U.S. Republican presidential candidate Mike Huckabee, center, eats lunch with supporters, including former Congressman Duncan Hunter, right, at Drake Diner in Des Moines, Iowa, Feb. 1, 2016.

U.S. Republican presidential candidate Mike Huckabee, center, eats lunch with supporters, including former Congressman Duncan Hunter, right, at Drake Diner in Des Moines, Iowa, Feb. 1, 2016.

Mike Huckabee ended his second campaign for the White House on Monday amid a dismal showing in the Iowa caucuses that he won in his first bid eight years ago.

As caucus results were still streaming in, Huckabee wrote on Twitter that he was "officially suspending my campaign." He thanked his backers for their loyal support, adding the hashtag (hash)ImWithHuck. Calls to the Huckabee campaign for comment were not immediately returned.

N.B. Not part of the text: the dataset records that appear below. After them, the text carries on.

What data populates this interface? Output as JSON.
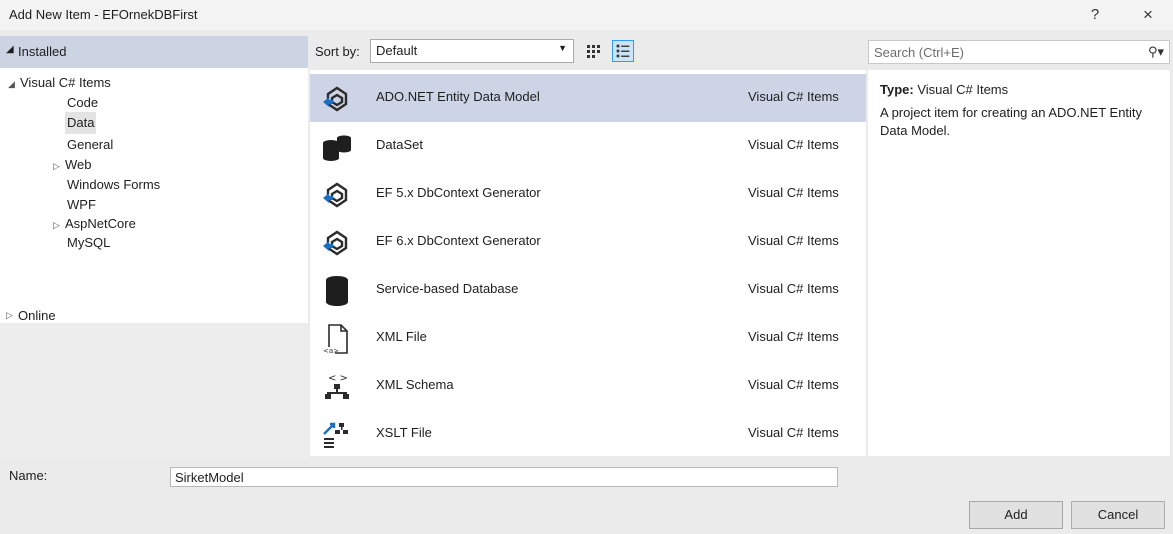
{
  "window": {
    "title": "Add New Item - EFOrnekDBFirst",
    "help_label": "?",
    "close_label": "×"
  },
  "tree": {
    "installed_label": "Installed",
    "items": [
      {
        "label": "Visual C# Items"
      },
      {
        "label": "Code"
      },
      {
        "label": "Data"
      },
      {
        "label": "General"
      },
      {
        "label": "Web"
      },
      {
        "label": "Windows Forms"
      },
      {
        "label": "WPF"
      },
      {
        "label": "AspNetCore"
      },
      {
        "label": "MySQL"
      }
    ],
    "online_label": "Online"
  },
  "toolbar": {
    "sort_by_label": "Sort by:",
    "sort_value": "Default"
  },
  "search": {
    "placeholder": "Search (Ctrl+E)"
  },
  "items": [
    {
      "name": "ADO.NET Entity Data Model",
      "category": "Visual C# Items",
      "icon": "entity-model-icon"
    },
    {
      "name": "DataSet",
      "category": "Visual C# Items",
      "icon": "dataset-icon"
    },
    {
      "name": "EF 5.x DbContext Generator",
      "category": "Visual C# Items",
      "icon": "ef5-generator-icon"
    },
    {
      "name": "EF 6.x DbContext Generator",
      "category": "Visual C# Items",
      "icon": "ef6-generator-icon"
    },
    {
      "name": "Service-based Database",
      "category": "Visual C# Items",
      "icon": "database-icon"
    },
    {
      "name": "XML File",
      "category": "Visual C# Items",
      "icon": "xml-file-icon"
    },
    {
      "name": "XML Schema",
      "category": "Visual C# Items",
      "icon": "xml-schema-icon"
    },
    {
      "name": "XSLT File",
      "category": "Visual C# Items",
      "icon": "xslt-file-icon"
    }
  ],
  "details": {
    "type_label": "Type:",
    "type_value": "Visual C# Items",
    "description": "A project item for creating an ADO.NET Entity Data Model."
  },
  "bottom": {
    "name_label": "Name:",
    "name_value": "SirketModel",
    "add_label": "Add",
    "cancel_label": "Cancel"
  },
  "colors": {
    "selected_row": "#cdd4e5",
    "header_band": "#ccd3e2",
    "dialog_bg": "#ebebeb"
  }
}
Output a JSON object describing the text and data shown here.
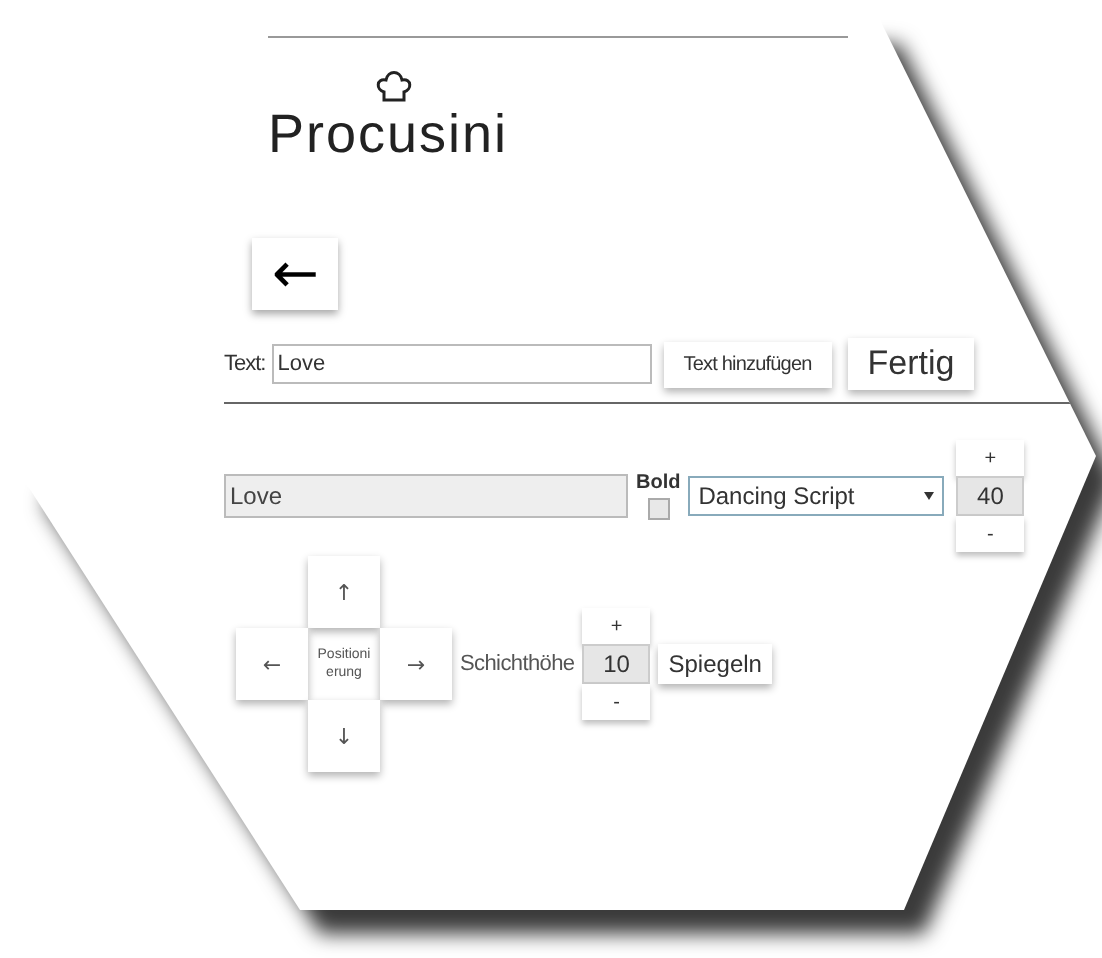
{
  "logo": "Procusini",
  "back_button": "←",
  "text_input": {
    "label": "Text:",
    "value": "Love"
  },
  "add_text_button": "Text hinzufügen",
  "done_button": "Fertig",
  "layer": {
    "value": "Love",
    "bold_label": "Bold",
    "bold": false,
    "font": "Dancing Script",
    "size_plus": "+",
    "size": "40",
    "size_minus": "-"
  },
  "position": {
    "up": "↑",
    "left": "←",
    "label": "Positioni erung",
    "right": "→",
    "down": "↓"
  },
  "layer_height": {
    "label": "Schichthöhe",
    "plus": "+",
    "value": "10",
    "minus": "-"
  },
  "mirror_button": "Spiegeln"
}
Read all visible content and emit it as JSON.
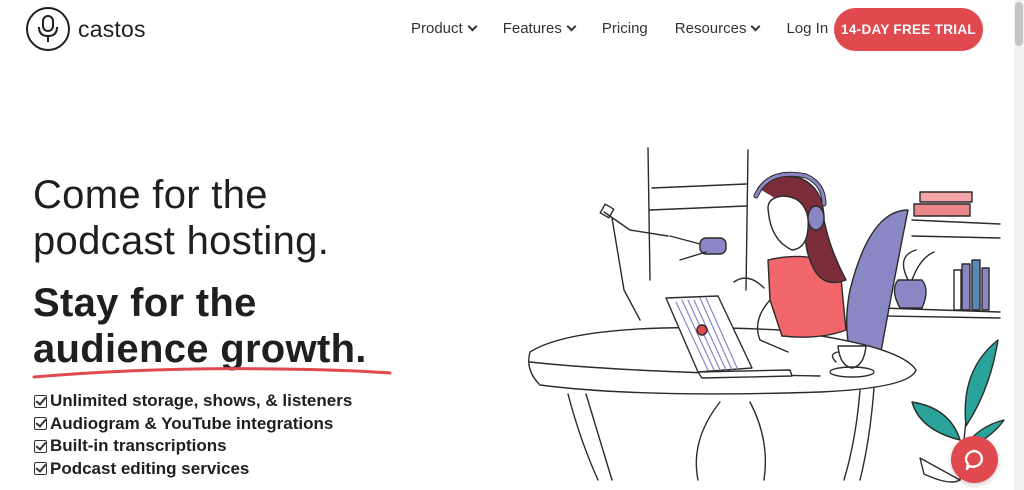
{
  "header": {
    "logo_text": "castos",
    "nav": [
      {
        "label": "Product",
        "dropdown": true
      },
      {
        "label": "Features",
        "dropdown": true
      },
      {
        "label": "Pricing",
        "dropdown": false
      },
      {
        "label": "Resources",
        "dropdown": true
      },
      {
        "label": "Log In",
        "dropdown": false
      }
    ],
    "cta_label": "14-DAY FREE TRIAL"
  },
  "hero": {
    "line1": "Come for the",
    "line2": "podcast hosting.",
    "line3": "Stay for the",
    "line4": "audience growth.",
    "features": [
      "Unlimited storage, shows, & listeners",
      "Audiogram & YouTube integrations",
      "Built-in transcriptions",
      "Podcast editing services"
    ]
  },
  "colors": {
    "accent": "#e04a4f",
    "text": "#1f1f1f",
    "illustration_purple": "#8a87c4",
    "illustration_teal": "#2aa39a"
  },
  "icons": {
    "logo": "microphone-icon",
    "check": "checkbox-checked-icon",
    "chat": "chat-bubble-icon"
  }
}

The former Arkansas governor announced his 2016 bid in May in the hometown he shares with former President Bill Clinton, joining what would become a crowded Republican field that included many political newcomers.

His campaign failed to take off early on, with candidates like billionaire Donald Trump, retired neurosurgeon Ben Carson, Texas Senator Ted Cruz and Florida Senator Marco Rubio dominating the race.

In 2008, he captivated evangelical Republicans but couldn't build wide enough support to win the Republican nomination. After ending his 2008 campaign, he took up hosting a weekend cable show on FOX News, but then stopped before announcing his latest White House bid.

A populist but no Democrat, he did not endorse a minimum-wage increase, instead calling for policies encouraging a "maximum wage" for workers. But he did align himself with labor interests in criticizing ``unbalanced trade deals'' and describing President Barack Obama's immigration policy as a way to "import low-wage labor, undercut American workers and drive wages lower than the Dead Sea."

The ordained minister -- he was Arkansas Baptist Convention president before getting into politics -- has played up the cultural conservatism learned in this small town where many of his relatives -- and a few Clinton relatives -- still live.

He stood by his opposition to abortion rights and same-sex marriage, declaring that "the Supreme Court is not the supreme being, and they cannot overturn the laws of nature or of nature's God."

Huckabee has boasted that in Arkansas politics, he found success in "challenging the deeply entrenched political machine that ran this state. It was tough sledding, but I learned how to govern and how to lead."

An introductory video about the governor who fought "the Clinton machine" made clear he meant Bill and Hillary. Bill Clinton was governor before Huckabee, while former Secretary of State Hillary Clinton is now vying for the Democratic nomination for president.